Ce texte de ce journaliste peut servir de base à un débat international sur les injustices séculaires infligées à Haïti par la France et ses alliés coloniaux ayant monté une grosse conspiration par la quelle il est puni pour sa prouesse du 18 novembre 1804, à Vertières, s’assurant que l’État haïtien reste à jamais « paralysé » et privé de moyens de répéter cette impertinence. Si la première République noire du monde est allégée de ses richesses minières par la France et les autres royaumes qui l’ont occupé Hispagnola, et qui ont boycotté les possibilités de développement et de s’épanouir, socialement et politiquement, du nouvel État, ils ont également mis en place une stratégie visant à nier à toutes leurs anciennes colonies la moindre chance de jouir librement de leur indépendance, voire d’entretenir une quelconque velléité de représailles contre eux. Alors que la France a pris charge des pays africains, jadis sous sa férule, les États-Unis ont, de leur côté, mis Haïti, sous coupe réglée, gérant tous les aspects de ses destinés par personnes interposées.

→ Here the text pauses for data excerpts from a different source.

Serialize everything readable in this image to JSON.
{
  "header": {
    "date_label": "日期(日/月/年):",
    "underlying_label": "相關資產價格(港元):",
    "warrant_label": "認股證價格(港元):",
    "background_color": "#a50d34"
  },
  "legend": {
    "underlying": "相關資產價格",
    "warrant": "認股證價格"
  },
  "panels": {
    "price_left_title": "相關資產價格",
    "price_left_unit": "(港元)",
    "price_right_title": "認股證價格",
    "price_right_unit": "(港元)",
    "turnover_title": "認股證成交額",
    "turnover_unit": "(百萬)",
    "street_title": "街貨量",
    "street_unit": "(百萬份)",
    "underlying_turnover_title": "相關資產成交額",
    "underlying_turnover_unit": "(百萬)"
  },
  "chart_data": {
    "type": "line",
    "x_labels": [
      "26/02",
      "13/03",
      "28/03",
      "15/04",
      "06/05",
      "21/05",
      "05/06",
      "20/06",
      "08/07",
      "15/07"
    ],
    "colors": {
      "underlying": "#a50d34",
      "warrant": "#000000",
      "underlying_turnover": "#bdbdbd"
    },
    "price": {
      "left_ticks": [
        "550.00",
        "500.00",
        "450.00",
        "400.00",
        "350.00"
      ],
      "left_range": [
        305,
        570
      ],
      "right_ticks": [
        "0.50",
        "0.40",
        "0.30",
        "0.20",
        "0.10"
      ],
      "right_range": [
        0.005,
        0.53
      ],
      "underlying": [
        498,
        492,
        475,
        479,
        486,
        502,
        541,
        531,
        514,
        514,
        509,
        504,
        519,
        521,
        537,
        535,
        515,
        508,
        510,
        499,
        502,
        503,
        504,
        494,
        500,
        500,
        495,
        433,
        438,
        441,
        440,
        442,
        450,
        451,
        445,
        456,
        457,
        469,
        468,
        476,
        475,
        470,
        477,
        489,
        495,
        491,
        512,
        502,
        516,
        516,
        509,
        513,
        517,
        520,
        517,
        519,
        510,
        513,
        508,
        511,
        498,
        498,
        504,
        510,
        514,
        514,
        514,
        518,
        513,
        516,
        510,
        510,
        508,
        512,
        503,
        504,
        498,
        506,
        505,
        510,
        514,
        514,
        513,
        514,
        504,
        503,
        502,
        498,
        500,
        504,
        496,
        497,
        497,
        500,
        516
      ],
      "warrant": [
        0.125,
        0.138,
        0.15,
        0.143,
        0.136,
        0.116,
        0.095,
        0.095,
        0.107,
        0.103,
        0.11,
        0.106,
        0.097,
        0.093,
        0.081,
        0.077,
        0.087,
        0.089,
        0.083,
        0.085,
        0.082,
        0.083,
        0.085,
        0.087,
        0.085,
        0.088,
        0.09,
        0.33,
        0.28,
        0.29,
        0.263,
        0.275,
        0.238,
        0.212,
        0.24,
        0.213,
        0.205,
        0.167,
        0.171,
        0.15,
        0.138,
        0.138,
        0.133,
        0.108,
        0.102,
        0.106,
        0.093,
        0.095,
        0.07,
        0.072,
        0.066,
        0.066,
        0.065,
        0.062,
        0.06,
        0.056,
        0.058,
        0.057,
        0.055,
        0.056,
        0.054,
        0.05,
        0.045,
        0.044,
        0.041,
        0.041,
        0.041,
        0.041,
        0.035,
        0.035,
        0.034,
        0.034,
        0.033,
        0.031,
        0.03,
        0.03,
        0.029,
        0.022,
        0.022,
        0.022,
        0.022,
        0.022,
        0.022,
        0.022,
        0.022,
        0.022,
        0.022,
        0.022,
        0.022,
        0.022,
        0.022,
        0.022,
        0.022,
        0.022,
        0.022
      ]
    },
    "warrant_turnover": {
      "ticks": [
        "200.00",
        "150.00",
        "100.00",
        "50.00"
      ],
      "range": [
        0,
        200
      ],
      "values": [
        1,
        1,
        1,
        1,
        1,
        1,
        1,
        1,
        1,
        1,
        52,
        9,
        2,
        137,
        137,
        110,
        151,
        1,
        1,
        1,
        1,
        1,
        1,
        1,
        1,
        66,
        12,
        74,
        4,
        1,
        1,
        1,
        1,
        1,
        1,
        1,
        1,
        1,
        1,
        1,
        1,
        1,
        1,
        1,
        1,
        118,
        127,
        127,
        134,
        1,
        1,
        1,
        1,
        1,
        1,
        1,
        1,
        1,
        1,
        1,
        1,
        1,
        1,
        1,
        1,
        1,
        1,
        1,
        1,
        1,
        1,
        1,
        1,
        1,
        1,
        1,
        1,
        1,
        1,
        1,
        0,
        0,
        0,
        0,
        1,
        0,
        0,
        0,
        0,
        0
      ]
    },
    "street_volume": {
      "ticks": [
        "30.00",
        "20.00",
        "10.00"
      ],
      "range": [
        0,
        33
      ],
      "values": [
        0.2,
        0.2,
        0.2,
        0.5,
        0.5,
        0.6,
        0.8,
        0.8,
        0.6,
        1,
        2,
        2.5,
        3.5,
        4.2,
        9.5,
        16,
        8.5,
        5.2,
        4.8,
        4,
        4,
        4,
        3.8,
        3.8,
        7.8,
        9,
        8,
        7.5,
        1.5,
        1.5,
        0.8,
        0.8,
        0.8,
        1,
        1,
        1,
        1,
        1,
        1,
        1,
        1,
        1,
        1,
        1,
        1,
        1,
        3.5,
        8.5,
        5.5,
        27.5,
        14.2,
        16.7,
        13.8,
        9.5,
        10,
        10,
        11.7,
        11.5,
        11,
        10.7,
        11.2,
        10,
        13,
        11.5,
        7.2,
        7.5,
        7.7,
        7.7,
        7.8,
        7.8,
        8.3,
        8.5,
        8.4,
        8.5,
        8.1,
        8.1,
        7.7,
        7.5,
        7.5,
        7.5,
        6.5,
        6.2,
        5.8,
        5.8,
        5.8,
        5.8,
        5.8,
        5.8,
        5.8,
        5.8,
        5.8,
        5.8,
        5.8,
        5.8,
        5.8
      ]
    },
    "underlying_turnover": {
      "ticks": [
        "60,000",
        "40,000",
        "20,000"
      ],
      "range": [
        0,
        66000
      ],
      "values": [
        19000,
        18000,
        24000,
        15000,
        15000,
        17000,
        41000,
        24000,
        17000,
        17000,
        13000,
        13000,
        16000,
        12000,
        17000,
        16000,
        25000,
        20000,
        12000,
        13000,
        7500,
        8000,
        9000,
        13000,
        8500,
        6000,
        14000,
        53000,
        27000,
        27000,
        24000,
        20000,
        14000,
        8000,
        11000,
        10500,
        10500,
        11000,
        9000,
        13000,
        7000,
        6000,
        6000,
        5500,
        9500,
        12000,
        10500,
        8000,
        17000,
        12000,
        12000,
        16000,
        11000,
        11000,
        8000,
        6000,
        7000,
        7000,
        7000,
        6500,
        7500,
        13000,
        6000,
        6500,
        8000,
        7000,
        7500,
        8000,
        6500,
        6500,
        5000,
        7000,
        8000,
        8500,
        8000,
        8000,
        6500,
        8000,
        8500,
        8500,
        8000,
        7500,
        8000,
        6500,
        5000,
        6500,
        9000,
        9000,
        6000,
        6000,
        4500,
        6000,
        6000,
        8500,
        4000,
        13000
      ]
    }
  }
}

En effet, depuis l’invasion, suivie de l’occupation d’Haïti (28 juillet 1915-1er août 1934), jusqu’au départ des Marines américains, Washington installait une administration américaine à l’étranger, allant jusqu’à créer une armée appelée «Garde d’Haïti », à tous égards à l’image d’une institution militaire étasunienne. Au moment de leur démobilisation définitive d’Haïti, mettant fin à leur occupation, les Américains installèrent des institutions politico-administratives fantoches, assurant ainsi leur présence permanente effective, dans les affaires publiques haïtiennes et leur emprise sur les leviers décisionnels de l’administration du pays.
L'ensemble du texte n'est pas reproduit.